Selon Mahmoud Meslat, spécialiste de la Syrie : « les sunnites arabes se méfient des Kurdes, les Kurdes se méfient des Turcs et tout le monde se méfie des États-Unis ».

Cependant pour lui, la présence américaine n’a gagné en importance pour Washington qu’avec la guerre en Ukraine au milieu des signes d’une coopération croissante entre Téhéran et Moscou. Il résume par : « Si vous êtes intéressé à faire échouer la nouvelle alliance russo-iranienne, la présence américaine [en Syrie] est importante ».

Le rôle de la Turquie

Un retrait partiel des troupes américaines du nord-est de la Syrie par l’ancien président Donald Trump en 2019 avait  ouvert la voie à une incursion turque qui avait suscité de nombreuses critiques selon lesquelles les États-Unis abandonnaient leurs alliés kurdes.

La Turquie considère les SDF soutenus par les États-Unis comme une extension du Parti des travailleurs du Kurdistan (PKK) que les États-Unis, l’Union européenne et Ankara qualifient d’« organisation terroriste ».

L’administration Biden est également sensible au fait qu’un retrait militaire américain de la région serait très mal considéré sur la scène internationale après celui d’Afghanistan.

De leur côté, les alliés kurdes de Washington sont en pourparlers avec Damas au sujet d’un accord politique potentiel, mais il y a peu de signes de progrès.

Les analystes doutent qu’Assad, qui est membre de la minorité alaouite de Syrie, verrait beaucoup d’avantages – ou serait en mesure de contrôler – une région composée principalement de Kurdes et de musulmans arabo-sunnites.

De plus, pour Damas, le plus gros prix est de conclure un accord avec les Turcs.

Avec la réélection du président Recep Tayyip Erdoğan pour cinq ans, il y a des signes qu’il souhaite reprendre des relations normales avec Assad.

D’ailleurs, en mai, les ministres des Affaires étrangères turc, syrien, iranien et russe se sont rencontrés à Moscou dans le cadre pourparlers au plus haut niveau depuis le début de la guerre en Syrie.

La Turquie elle-même s’est taillé une place non négligeable dans le Nord de la Syrie où sa propre empreinte militaire et administrative éclipse celle des États-Unis.

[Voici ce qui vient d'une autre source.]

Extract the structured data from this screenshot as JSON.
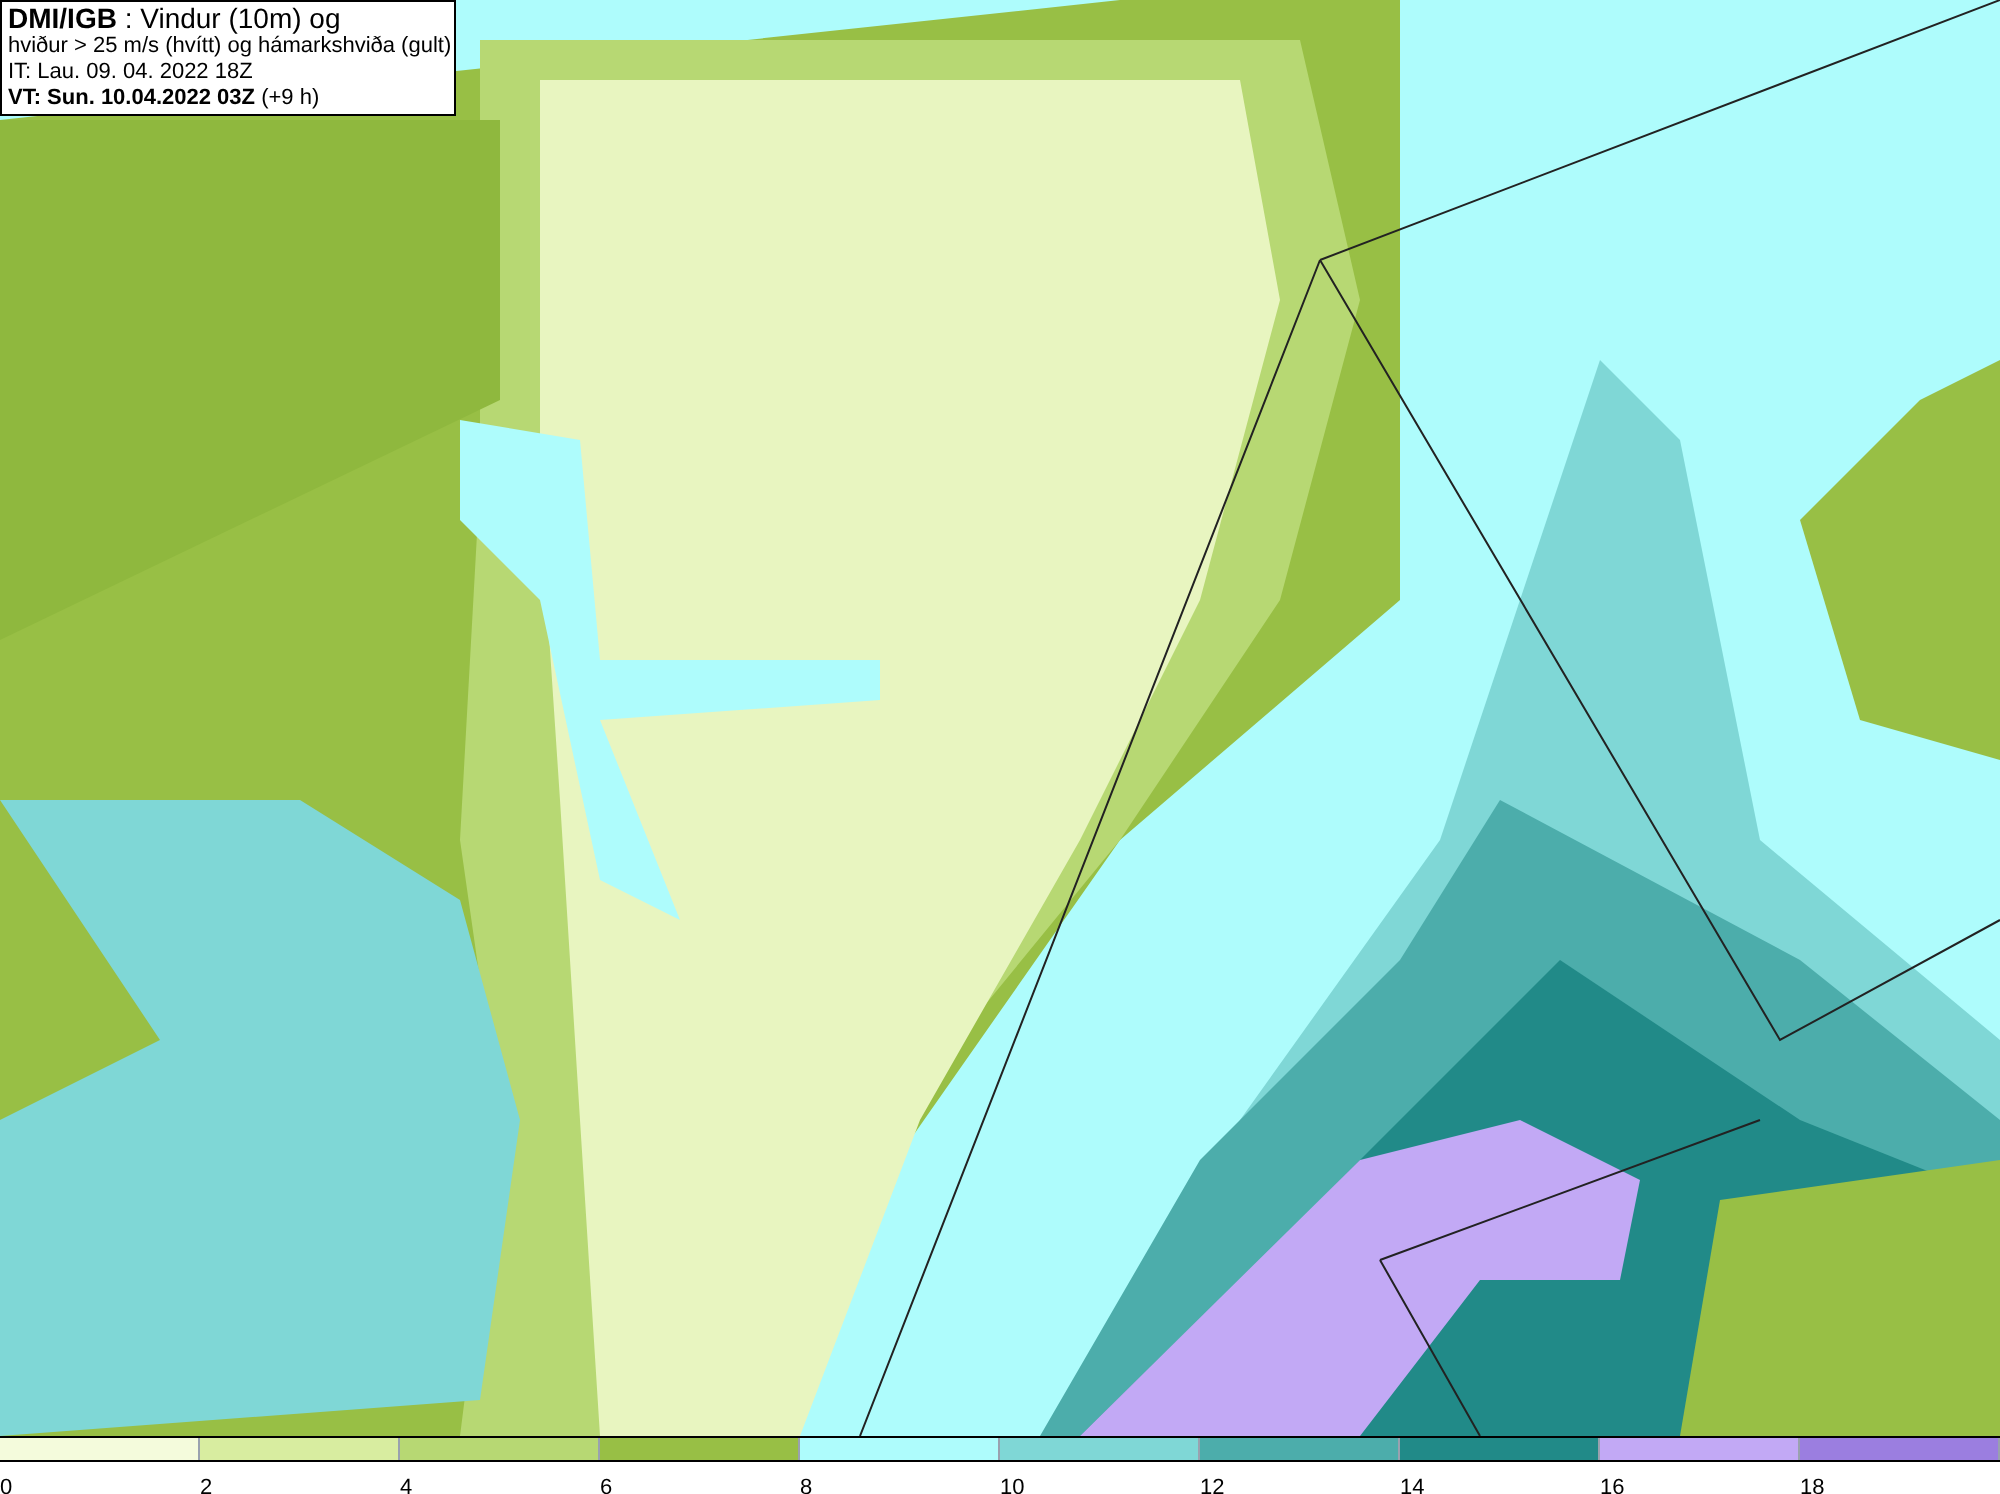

Mais alors que la mission américaine dans le nord-est de la Syrie entre dans sa huitième année, certains craignent que Washington ne devienne de plus en plus complaisant.

Mahmoud Meslat, un expert de la Syrie à l’Oberlin College affirme que les tensions entre les communautés kurde et arabe signifient qu’il y aura toujours un niveau de ressentiment entre les communautés. « En ce moment, les gens ont faim, alors ils se taisent […] Mais la Russie et l’Iran parlent à tout le monde et les États-Unis sont juste présents immobiles ».

Enfin, le Groupe Wagner semble toujours présent malgré le putsch du 24/25 juin en Russie. Certes, il est trop tôt pour voir des conséquences immédiates surtout que cette société militaire privée (SMP) remplit des missions à hauts risques pour le compte de Moscou : protection de sites pétroliers et des transports de matières premières, instruction et accompagnement (au minimum) de forces spéciales gouvernementales syriennes, recrutement et formation de mercenaires syriens destinés à être déployés sur d’autres théâtres comme en Libye, etc. .Ses pertes humaines ont été importantes mais elles n’ont pas été comptabilisées dans les statistiques officielles, ce qui arrange bien le Kremlin.